Smallest Star Ever Discovered And It’s Only A Tiny Bit Bigger Than Earth

Astronomers have reported an incredible stellar discovery. Actually, they’ve reported two incredible discoveries: they have found the smallest star ever and it orbits its companion with the smallest known period for binary stars at just 20.5 minutes.

The star is part of a binary system that has been called TMTS J0526 and is located 2,760 light-years from Earth. J0526B is a hot subdwarf star and we are not exaggerating when we say it is tiny. It has a radius just seven times that of Earth. To compare, Jupiter’s radius is 11.2 times Earth’s own, Saturn’s is 9.5, and Neptune’s is four times Earth’s. This is the smallest star ever discovered by volume, and yet it is still a star. Packed into that small volume is about one-third of the mass of the Sun so this tiny star weighs about 350 times that of Jupiter.

The heavier object, J0526A, is a white dwarf that weighs about 74 percent of the Sun. It is rich in carbon and oxygen, indicating what kind of star it evolved from. White dwarfs are the destiny of stars like the Sun. Not massive enough to go supernova, the small stars evolve into red giants before shedding their outer layers, exposing an extremely dense degenerate core in a volume not much bigger than our planet. 

The two objects orbit each other once every 20.5 minutes, the shortest known orbital period of any binary star system. 

The observations using the Tsinghua University-Ma Huateng Telescope for Survey (TMTS) back up some theoretical views that the lightest subdwarfs are the product of a different evolution compared to the slightly heavier ones – although we are still talking about stars less than half the mass of the Sun.
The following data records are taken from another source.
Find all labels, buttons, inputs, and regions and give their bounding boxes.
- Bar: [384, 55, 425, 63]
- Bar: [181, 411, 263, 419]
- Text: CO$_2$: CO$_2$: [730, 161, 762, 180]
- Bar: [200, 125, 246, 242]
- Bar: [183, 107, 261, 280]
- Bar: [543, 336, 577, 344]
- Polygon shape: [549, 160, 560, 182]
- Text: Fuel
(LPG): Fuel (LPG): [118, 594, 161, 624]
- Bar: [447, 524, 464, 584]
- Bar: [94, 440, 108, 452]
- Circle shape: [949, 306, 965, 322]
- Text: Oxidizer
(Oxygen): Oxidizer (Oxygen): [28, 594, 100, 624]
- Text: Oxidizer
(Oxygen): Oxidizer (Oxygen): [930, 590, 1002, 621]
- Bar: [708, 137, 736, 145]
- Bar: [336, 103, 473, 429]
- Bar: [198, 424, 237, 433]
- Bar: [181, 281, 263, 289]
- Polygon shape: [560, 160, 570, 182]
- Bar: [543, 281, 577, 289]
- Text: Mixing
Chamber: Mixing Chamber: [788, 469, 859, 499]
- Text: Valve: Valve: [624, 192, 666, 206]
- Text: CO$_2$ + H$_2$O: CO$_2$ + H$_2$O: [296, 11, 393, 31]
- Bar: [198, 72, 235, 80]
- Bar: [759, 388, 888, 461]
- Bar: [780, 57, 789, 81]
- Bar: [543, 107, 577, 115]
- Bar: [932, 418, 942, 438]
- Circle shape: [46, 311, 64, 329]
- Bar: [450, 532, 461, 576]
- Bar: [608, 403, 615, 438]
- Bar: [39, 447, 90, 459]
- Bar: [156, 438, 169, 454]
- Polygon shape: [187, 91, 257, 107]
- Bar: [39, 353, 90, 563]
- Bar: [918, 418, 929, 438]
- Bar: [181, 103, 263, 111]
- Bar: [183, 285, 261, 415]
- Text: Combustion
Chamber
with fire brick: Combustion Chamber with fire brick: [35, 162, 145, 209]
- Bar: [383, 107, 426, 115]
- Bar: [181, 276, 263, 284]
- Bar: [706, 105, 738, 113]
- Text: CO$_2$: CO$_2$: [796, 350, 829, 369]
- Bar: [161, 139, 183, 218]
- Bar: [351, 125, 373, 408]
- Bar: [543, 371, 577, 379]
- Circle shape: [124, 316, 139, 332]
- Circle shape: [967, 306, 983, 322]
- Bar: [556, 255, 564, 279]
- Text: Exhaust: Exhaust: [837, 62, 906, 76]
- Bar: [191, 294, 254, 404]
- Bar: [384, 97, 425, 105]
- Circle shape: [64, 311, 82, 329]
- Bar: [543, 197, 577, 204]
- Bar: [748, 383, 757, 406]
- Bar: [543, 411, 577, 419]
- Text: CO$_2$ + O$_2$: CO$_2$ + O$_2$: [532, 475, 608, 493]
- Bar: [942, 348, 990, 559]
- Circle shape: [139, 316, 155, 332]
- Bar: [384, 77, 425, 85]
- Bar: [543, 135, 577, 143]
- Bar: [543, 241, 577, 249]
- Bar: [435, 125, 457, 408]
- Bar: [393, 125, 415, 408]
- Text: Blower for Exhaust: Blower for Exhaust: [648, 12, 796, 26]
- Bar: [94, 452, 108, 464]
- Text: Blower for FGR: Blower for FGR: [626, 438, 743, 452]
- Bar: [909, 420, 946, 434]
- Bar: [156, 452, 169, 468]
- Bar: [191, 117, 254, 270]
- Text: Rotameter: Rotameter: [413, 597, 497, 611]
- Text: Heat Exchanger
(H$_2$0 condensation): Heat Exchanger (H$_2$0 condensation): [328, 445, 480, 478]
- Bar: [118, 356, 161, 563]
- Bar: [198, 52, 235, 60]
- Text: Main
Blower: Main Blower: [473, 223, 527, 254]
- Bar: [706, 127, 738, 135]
Finding more of these objects could better clarify how they came to be so extreme.

TMTS began observing in 2020 and by the end of 2023 had studied over 27 million stars. In the catalog, dozens of short-period sources have been found but TMTS J0526 was the shortest. This was confirmed by following up observations using the Keck I telescope in Hawai’i and the Gran Telescopio Canarias (GTC) located in La Palma.

The observations suggest that the white dwarf is actually deforming the subdwarf star with every orbit. The tidal gravitational pull stretches the small, bright star, affecting its brightness. It’s this change that was caught by the telescopes. In the future, this motion might be caught by space-based gravitational wave observatory LISA. They are too subtle for our current detectors.

The study is published in Nature Astronomy.